Dementias bring many changes, and this can make holiday traditions and events harder to plan and carry out for families navigating these challenges.

Memories of packing up the car with presents and food, driving for miles to the grandparents’ house, with great anticipation flood our minds as holidays approach. When you were a kid, you were met at the front door, a small mob of hugs and hellos broke out on the front porch, then you were whisked into the house where you were hit with the smells of Christmas.

This trip to your grandparents’ home is different this year, you are an adult, and your grandmother has dementia. She may not remember past Christmases quite that way or remember them at all. She may be more apt to talk about her experience as a child and remember her own mom and dad at a specific point in time.

Celebrating the holidays with your loved one who has dementia can be a challenge. The loved one with dementia is not going to present themselves as you remember them or respond to you as you are used too.

Spending time with your loved ones during the holidays is important, for traditions, lasting connections, and catching up on their lives. When a loved one has dementia, you will need to include them the best you can which will often require modifying both your activities and your expectations.

Taking some time to observe your experience this year may open your eyes to the possibility that your loved is ready for a change in care, which could include increasing care in home, downsizing, or even moving.

A few things to consider when planning time spent with your loved one:

  • Communicate, ahead of time, with your loved one, possibly daily about the upcoming plans and ask for input, regardless of their current communication abilities or level. They may be able to process enough that it is not a surprise.
  • Keep the activities simple – making cookies would be fun but don’t expect it to be a start to finish project with your loved one. They could help with adding ingredients, cutting out shapes, or decorating.
  • Provide a quiet place for the loved one to get away – in an overwhelming moment taking a time out can be helpful for them. Equal activity time and rest time may allow them to enjoy more.
  • Play traditional music, low and in the background – think about a sing along. Music often brings out amazing clarity in those with dementia.
  • Keep it short and sweet. People coming in and out can easily trigger behaviors that agitate your loved one.
  • Keep decorations to a minimum.They can become overwhelming, like too many blinking lights, or a train moving under the tree. Decorations could present a safety issue if the traffic areas in the home are cluttered or too tight to pass safely through.
  • Consider the time of day. This is important especially if your loved one exhibits “sundowning” in the late afternoon and into the night. This will be evident in behaviors that include anxiety, restlessness, energy bursts, and possibly aggression.

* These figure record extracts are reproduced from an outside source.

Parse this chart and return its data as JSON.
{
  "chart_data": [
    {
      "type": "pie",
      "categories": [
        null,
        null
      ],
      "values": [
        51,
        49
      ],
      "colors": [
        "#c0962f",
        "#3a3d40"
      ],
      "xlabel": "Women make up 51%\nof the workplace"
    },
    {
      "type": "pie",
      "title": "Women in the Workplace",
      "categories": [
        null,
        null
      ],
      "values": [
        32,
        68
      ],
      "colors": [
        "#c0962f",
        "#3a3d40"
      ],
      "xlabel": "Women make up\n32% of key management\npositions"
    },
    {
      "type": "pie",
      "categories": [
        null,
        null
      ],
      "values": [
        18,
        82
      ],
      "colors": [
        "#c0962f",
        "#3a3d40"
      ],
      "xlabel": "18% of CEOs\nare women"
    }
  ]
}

Working with an Aging Life Care Manager® also known as a Geriatric Care Manager will help with additional recommendations that are unique to your loved one. Reach out, today, so that you are ready with ideas on how best to navigate potential challenges during the holidays.

It is also important to prepare both family members and guests who will be joining the celebration. This can be an emotional time for those who have not witnessed the changes in their loved one.

Letting them know they may not be recognized, or grandma may not have a memory of a recent event that was shared, or she may have difficulty finding words for something obvious. This isn’t a time to correct or scold for not knowing something or stating something incorrectly. Be patient, gentle, respectful, and loving.